The Resistance AI workshop at NeurIPS explores how AI has shifted power into the hands of governments and corporations and away from marginalized communities and how to shift power back to the people. Organizers count among them the founders of groups like Disability in AI and Queer in AI. Workshop organizers also include members of the AI community who describe themselves as abolitionists, advocates, ethicists, and AI policy experts, such as J Khadijah Abdurahman, who this week this week penned a piece about the moral collapse of AI ethics, and Marie-Therese Png, who coauthored a paper earlier this year about anticolonial AI and how to make AI free of the exploitative or oppressive technology.

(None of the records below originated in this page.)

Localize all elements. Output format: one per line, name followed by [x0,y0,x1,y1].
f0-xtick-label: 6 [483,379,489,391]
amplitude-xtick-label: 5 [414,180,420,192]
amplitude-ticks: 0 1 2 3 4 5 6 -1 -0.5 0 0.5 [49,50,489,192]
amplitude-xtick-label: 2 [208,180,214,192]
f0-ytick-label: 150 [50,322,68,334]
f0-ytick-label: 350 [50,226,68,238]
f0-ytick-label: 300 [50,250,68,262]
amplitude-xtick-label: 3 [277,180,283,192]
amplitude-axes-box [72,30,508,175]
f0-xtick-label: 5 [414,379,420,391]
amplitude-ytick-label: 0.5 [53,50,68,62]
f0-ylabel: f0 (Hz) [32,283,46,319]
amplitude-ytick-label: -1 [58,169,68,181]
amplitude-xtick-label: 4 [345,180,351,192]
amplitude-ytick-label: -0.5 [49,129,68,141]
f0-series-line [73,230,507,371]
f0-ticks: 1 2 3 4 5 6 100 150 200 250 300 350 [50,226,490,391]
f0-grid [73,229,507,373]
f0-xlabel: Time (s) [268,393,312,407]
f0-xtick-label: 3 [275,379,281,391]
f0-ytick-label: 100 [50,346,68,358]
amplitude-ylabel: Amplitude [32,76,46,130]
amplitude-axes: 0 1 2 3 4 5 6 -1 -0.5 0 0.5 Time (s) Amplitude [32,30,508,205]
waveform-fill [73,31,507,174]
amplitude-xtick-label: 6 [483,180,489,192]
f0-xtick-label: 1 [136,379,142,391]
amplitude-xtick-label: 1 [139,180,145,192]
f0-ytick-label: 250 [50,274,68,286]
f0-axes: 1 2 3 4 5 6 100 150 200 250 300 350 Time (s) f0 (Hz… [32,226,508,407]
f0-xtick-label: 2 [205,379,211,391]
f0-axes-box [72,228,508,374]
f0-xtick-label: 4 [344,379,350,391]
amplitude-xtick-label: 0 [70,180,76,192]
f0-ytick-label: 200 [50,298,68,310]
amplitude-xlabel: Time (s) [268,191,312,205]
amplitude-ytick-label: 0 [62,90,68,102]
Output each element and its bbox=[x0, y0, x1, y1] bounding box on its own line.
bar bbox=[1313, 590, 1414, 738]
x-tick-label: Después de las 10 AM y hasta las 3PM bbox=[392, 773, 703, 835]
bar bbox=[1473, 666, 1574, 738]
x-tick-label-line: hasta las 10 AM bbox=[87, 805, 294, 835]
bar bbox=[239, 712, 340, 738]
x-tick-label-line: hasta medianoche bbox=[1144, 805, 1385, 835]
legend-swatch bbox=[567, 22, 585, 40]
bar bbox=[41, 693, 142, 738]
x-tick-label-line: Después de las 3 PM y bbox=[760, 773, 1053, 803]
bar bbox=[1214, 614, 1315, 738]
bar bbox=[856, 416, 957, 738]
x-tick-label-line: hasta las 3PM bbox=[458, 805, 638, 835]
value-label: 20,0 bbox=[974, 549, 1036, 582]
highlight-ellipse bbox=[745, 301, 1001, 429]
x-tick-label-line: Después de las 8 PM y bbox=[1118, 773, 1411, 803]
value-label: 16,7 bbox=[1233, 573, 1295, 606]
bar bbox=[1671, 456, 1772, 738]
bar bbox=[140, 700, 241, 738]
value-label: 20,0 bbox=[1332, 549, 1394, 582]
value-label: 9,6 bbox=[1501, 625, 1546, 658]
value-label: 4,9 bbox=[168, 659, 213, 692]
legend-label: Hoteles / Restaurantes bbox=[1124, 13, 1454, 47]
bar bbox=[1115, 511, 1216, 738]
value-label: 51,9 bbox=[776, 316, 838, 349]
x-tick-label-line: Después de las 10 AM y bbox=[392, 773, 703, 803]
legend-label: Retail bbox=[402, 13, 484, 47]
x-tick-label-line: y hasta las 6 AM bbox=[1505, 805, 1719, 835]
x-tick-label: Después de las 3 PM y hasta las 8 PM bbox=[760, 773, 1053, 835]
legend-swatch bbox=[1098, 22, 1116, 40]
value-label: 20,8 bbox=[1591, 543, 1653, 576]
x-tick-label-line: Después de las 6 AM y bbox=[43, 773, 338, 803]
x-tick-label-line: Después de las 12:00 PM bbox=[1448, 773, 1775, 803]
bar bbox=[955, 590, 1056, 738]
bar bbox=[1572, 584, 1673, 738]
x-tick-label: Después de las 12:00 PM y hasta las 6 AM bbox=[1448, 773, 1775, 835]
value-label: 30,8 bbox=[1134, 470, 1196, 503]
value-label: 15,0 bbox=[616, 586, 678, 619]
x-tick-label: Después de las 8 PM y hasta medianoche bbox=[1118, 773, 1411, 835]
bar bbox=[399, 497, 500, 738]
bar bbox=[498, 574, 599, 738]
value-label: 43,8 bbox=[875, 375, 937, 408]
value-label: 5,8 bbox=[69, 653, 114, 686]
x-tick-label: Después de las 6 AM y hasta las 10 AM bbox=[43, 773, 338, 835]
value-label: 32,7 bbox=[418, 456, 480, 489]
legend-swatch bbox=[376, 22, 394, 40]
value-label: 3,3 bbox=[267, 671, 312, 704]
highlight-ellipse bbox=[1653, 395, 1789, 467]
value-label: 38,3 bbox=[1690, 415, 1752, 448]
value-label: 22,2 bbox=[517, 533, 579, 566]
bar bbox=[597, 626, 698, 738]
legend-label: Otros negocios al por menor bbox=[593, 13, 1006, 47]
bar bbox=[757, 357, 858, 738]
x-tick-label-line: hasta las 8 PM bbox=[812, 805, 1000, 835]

A statement from Google Brain research associate Raphael Lopes and other conference organizers said the Resistance AI group was formed following a meetup at an AI conference this summer and is designed to include people marginalized in society today.

“We were frustrated with the limitations of ‘AI for good’ and how it could be coopted as a form of ethics-washing,” organizers said. “In some ways, we still have a long way to go: many of us are adjacent to big tech and academia, and we want to do better at engaging those who don’t have this kind of institutional power.”

Other work presented today as part of the event includes the following:

  • “AI at the Borderlands” explores surveillance along the U.S.-Mexico border.
  • In a paper VentureBeat has written about, Alex Hanna and Tina Park urged tech companies to think beyond scale in order to properly address societal issues.
  • “Does Deep Learning Have Politics?” asserts that a shift toward deep learning and increasingly large datasets “centers the power of these algorithms in corporations or the government, which thus leaves its practice vulnerable to the institutional racism and sexism that is so often found there.”
  • A paper analyzing research submitted to major conferences found that building on recent work, performance, accuracy, and understanding are among the top values reflected in machine learning research.

On Saturday another NeurIPS workshop will examine harm caused by AI and the broader impact of AI research on society.